- Born: Vasily Georgievich Aleksanyan 15 December 1971 Moscow, RSFSR, USSR
- Died: 3 October 2011 (aged 39) Gorki-2, Odintsovsky District, Moscow Oblast, Russia
- Resting place: Khovanskoye Cemetery
- Occupations: lawyer businessman

= Vasily Aleksanyan =

Russian lawyer, businessman and oil executive

Vasily Georgievich Aleksanyan (Васи́лий Гео́ргиевич Алексаня́н, Վասիլի Ալեքսանյան; 15 December 1971 - 2 October 2011) was a Russian lawyer and a former Executive Vice President of Yukos oil company. He headed the company's legal department and represented Mikhail Khodorkovsky when the Kremlin accused the oil tycoon and his managers of money laundering and embezzlement in 2006. Aleksanyan was arrested and charged as an accomplice to tax evasion and money laundering. After refusing to allegedly provide false evidence against other Yukos executives, he served two years in prison while suffering from advanced cancer and AIDS. After a decision by European Court of Human Rights, he was released on a bond on 12 January 2009, dying from complications of AIDS on 2 October 2011.

==Lawyer and businessman==
Vasily Aleksanyan graduated from Moscow State University and the Law School of Harvard University as a Master of Laws. In 1992 through 1994 he worked for the USA law firm Cleary Gottlieb Steen & Hamilton. In 1995–1996 he was the head of the legal department for the British Investment firm SUN Group. Since 1996 he worked as the head of the legal department for Yukos.

On 1 April 2006, amidst the legal troubles over Yukos company, his position was elevated to that of Executive Vice President, replacing Roman Khomenko. His new position was accepted by the shareholders on 4 April. His main stated goal in the new role was to streamline the corporate governance, achieving direct control over the assets of the company from the London Yukos headquarters bypassing the Moscow based offices of Yukos RM and Yukos EP. The decision was quite important for the struggling company as the Moscow-based offices bluntly refused all the supervision from London obeying orders of the government-controlled Rosneft instead. According to Aleksanyan, the lost control over the Moscow offices led to financial irregularities, including e.g. surfacing of counterfeit 10 billion ruble promissory note.

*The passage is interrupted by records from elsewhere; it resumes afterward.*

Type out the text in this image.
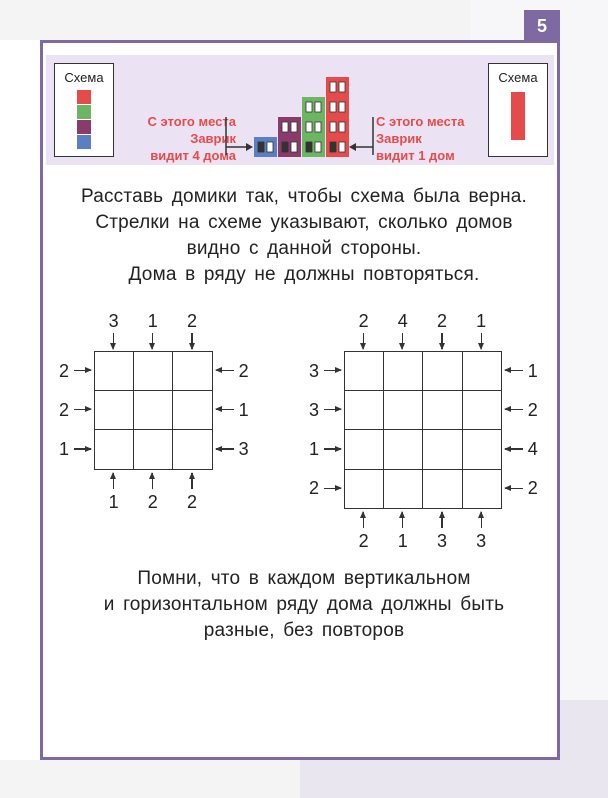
5
Схема
С этого места
Заврик
видит 4 дома
С этого места
Заврик
видит 1 дом
Схема
Расставь домики так, чтобы схема была верна.
Стрелки на схеме указывают, сколько домов
видно с данной стороны.
Дома в ряду не должны повторяться.
3
1
2	2
1
2
2	1
2
2
1	3
2
2
3	1
4
1
3	2
2
3
1	4
1
3
2	2
Помни, что в каждом вертикальном
и горизонтальном ряду дома должны быть
разные, без повторов
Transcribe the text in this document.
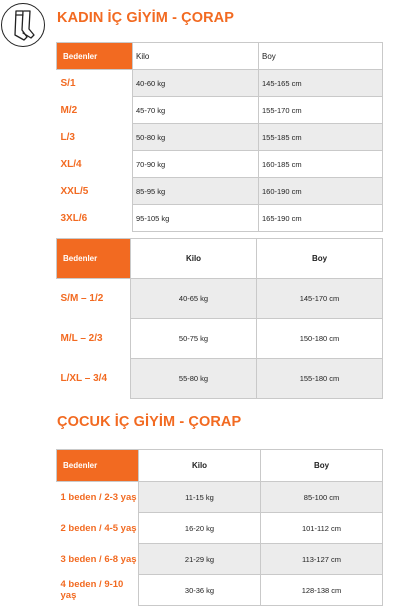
KADIN İÇ GİYİM - ÇORAP
Bedenler	Kilo	Boy
S/1	40-60 kg	145-165 cm
M/2	45-70 kg	155-170 cm
L/3	50-80 kg	155-185 cm
XL/4	70-90 kg	160-185 cm
XXL/5	85-95 kg	160-190 cm
3XL/6	95-105 kg	165-190 cm
Bedenler	Kilo	Boy
S/M – 1/2	40-65 kg	145-170 cm
M/L – 2/3	50-75 kg	150-180 cm
L/XL – 3/4	55-80 kg	155-180 cm
ÇOCUK İÇ GİYİM - ÇORAP
Bedenler	Kilo	Boy
1 beden / 2-3 yaş	11-15 kg	85-100 cm
2 beden / 4-5 yaş	16-20 kg	101-112 cm
3 beden / 6-8 yaş	21-29 kg	113-127 cm
4 beden / 9-10 yaş	30-36 kg	128-138 cm
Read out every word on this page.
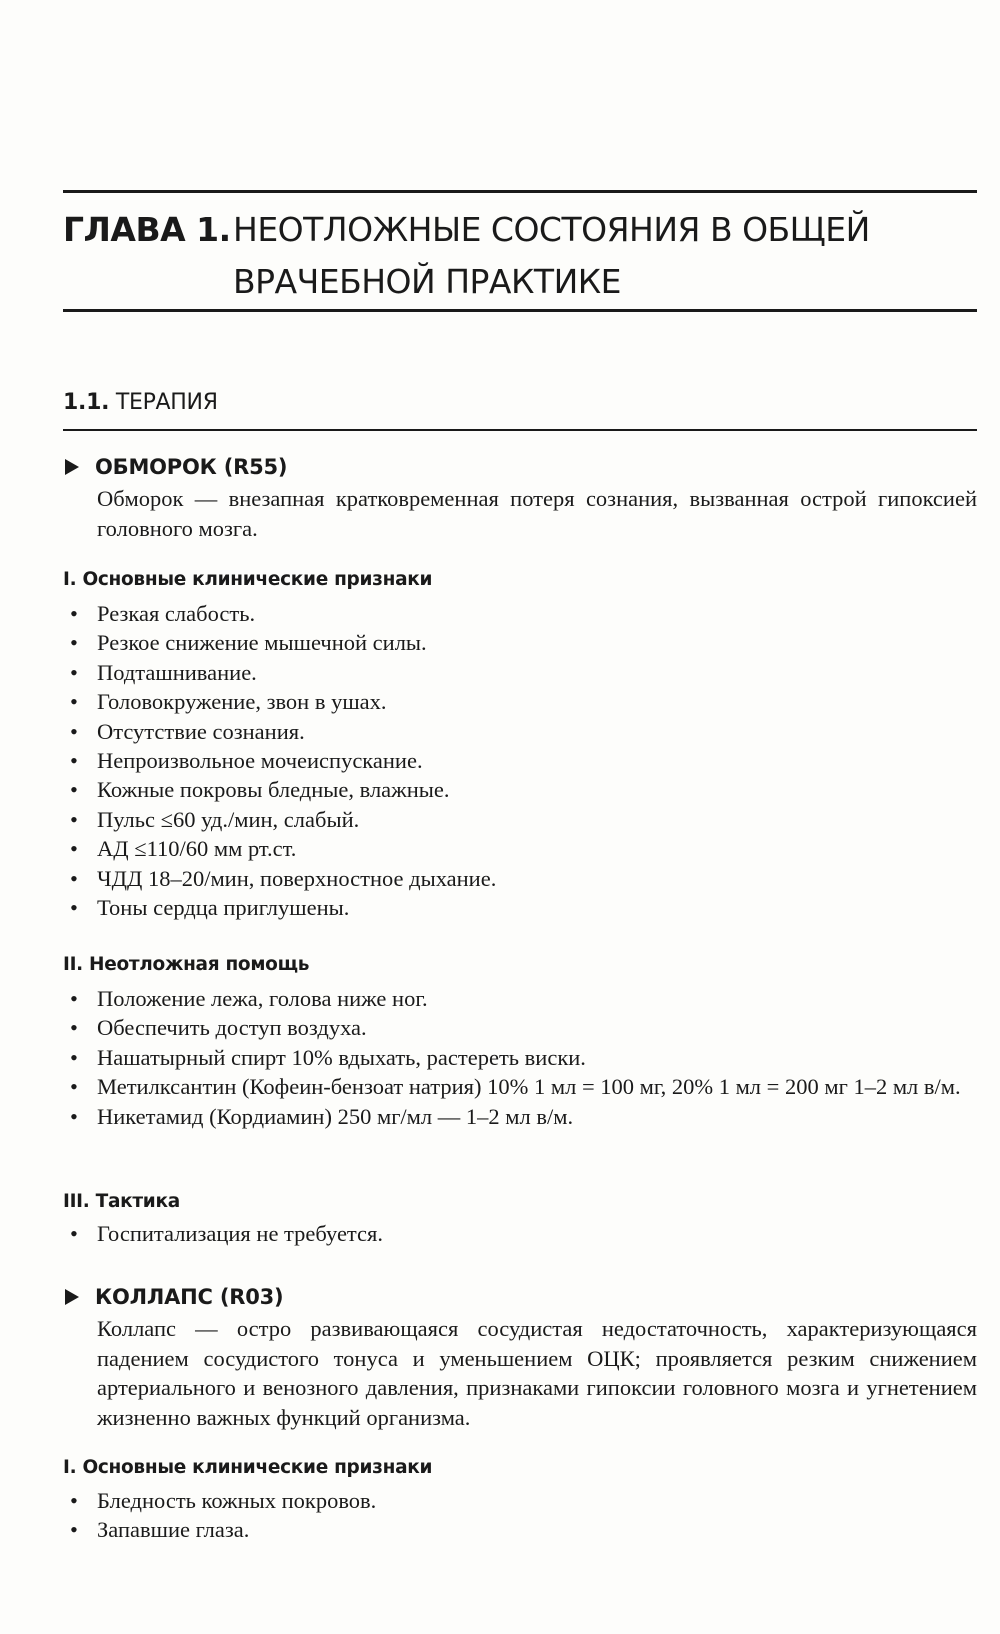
ГЛАВА 1. НЕОТЛОЖНЫЕ СОСТОЯНИЯ В ОБЩЕЙ
ВРАЧЕБНОЙ ПРАКТИКЕ
1.1. ТЕРАПИЯ
ОБМОРОК (R55)
Обморок — внезапная кратковременная потеря сознания, вызванная острой гипоксией головного мозга.
I. Основные клинические признаки
• Резкая слабость.
• Резкое снижение мышечной силы.
• Подташнивание.
• Головокружение, звон в ушах.
• Отсутствие сознания.
• Непроизвольное мочеиспускание.
• Кожные покровы бледные, влажные.
• Пульс ≤60 уд./мин, слабый.
• АД ≤110/60 мм рт.ст.
• ЧДД 18–20/мин, поверхностное дыхание.
• Тоны сердца приглушены.
II. Неотложная помощь
• Положение лежа, голова ниже ног.
• Обеспечить доступ воздуха.
• Нашатырный спирт 10% вдыхать, растереть виски.
• Метилксантин (Кофеин-бензоат натрия) 10% 1 мл = 100 мг, 20% 1 мл = 200 мг 1–2 мл в/м.
• Никетамид (Кордиамин) 250 мг/мл — 1–2 мл в/м.
III. Тактика
• Госпитализация не требуется.
КОЛЛАПС (R03)
Коллапс — остро развивающаяся сосудистая недостаточность, характеризующаяся падением сосудистого тонуса и уменьшением ОЦК; проявляется резким снижением артериального и венозного давления, признаками гипоксии головного мозга и угнетением жизненно важных функций организма.
I. Основные клинические признаки
• Бледность кожных покровов.
• Запавшие глаза.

On 6 April 2006 Aleksanyan was taken into custody as a suspected accomplice to tax evasion and money laundering by Yukos. According to prosecutors, Aleksanyan was an accomplice to the embezzlement of more than 12 billion rubles. The arrest was based on the testimonies of Svetlana Bakhmina, a subordinate of Aleksanyan arrested in 2004. According to Aleksanyan, Bakhmina's testimonies were false, and were taken from her under pressure.

==In prison==

After his arrest Aleksanyan started a hunger strike, insisting that his arrest without court hearings was illegal. He aborted his strike on 27 April 2006.

During Aleksanyan's imprisonment, his health rapidly deteriorated due to HIV-related illnesses. He became almost blind and developed cancer of the liver with metastasis into the lymph nodes. He also became ill with tuberculosis.

Despite the grave medical situation demanding urgent antiretroviral treatment and chemotherapy in a hospital, he was denied both. The prosecutors also ignored three injunctions by the European Court of Human Rights on 27 November 2007, on 6 December 2007 and on 20 December 2007. According to Aleksanyan, the prosecutors were demanding false evidence against other Yukos executives from him before starting his medical treatment. On 26 December Aleksanyan made public a statement asking for help from human rights advocates.

Eleven days into a hunger strike in his favour by Mikhail Khodorkovsky, Aleksanyan was transferred from a pre-trial prison to an oncological hospital on 8 February 2008. On 20 October 2008 Simonovsky Court of Moscow approved continuing pre-trial detention of Alexanyan despite his grave illnesses (he had cancer, tuberculosis and AIDS and his spleen was surgically removed).

On 8 December 2008 Moscow City Court reversed the decision of Simonovsky Court and decided to release Alexanyan under a bond of 50 million rubles (approximately $2 million). He was to be released after the money was paid. Human rights advocates Lev Ponomaryov and Lyudmila Alexeyeva welcomed the court decision but expressed concern whether Alexanyan would be able to pay this sum of money.

==Release and death==
On 22 December 2008, the European Court of Human Rights made its decision over the Aleksanyan v. Russia case. The court found Russia in violation of four articles of European Convention on Human Rights and obliged Russia to release Alexanyan immediately without any bond.

On 12 January 2009, after a bond of 50 million rubles was paid, Aleksanyan was released. But he was repeatedly summoned to attend court hearings, where he wore a face mask and could barely stand up during the proceedings. The case against him was only dropped after the statute of limitations ran out.

Aleksanyan died at his home in Moscow on 2 October 2011, due to complications from AIDS.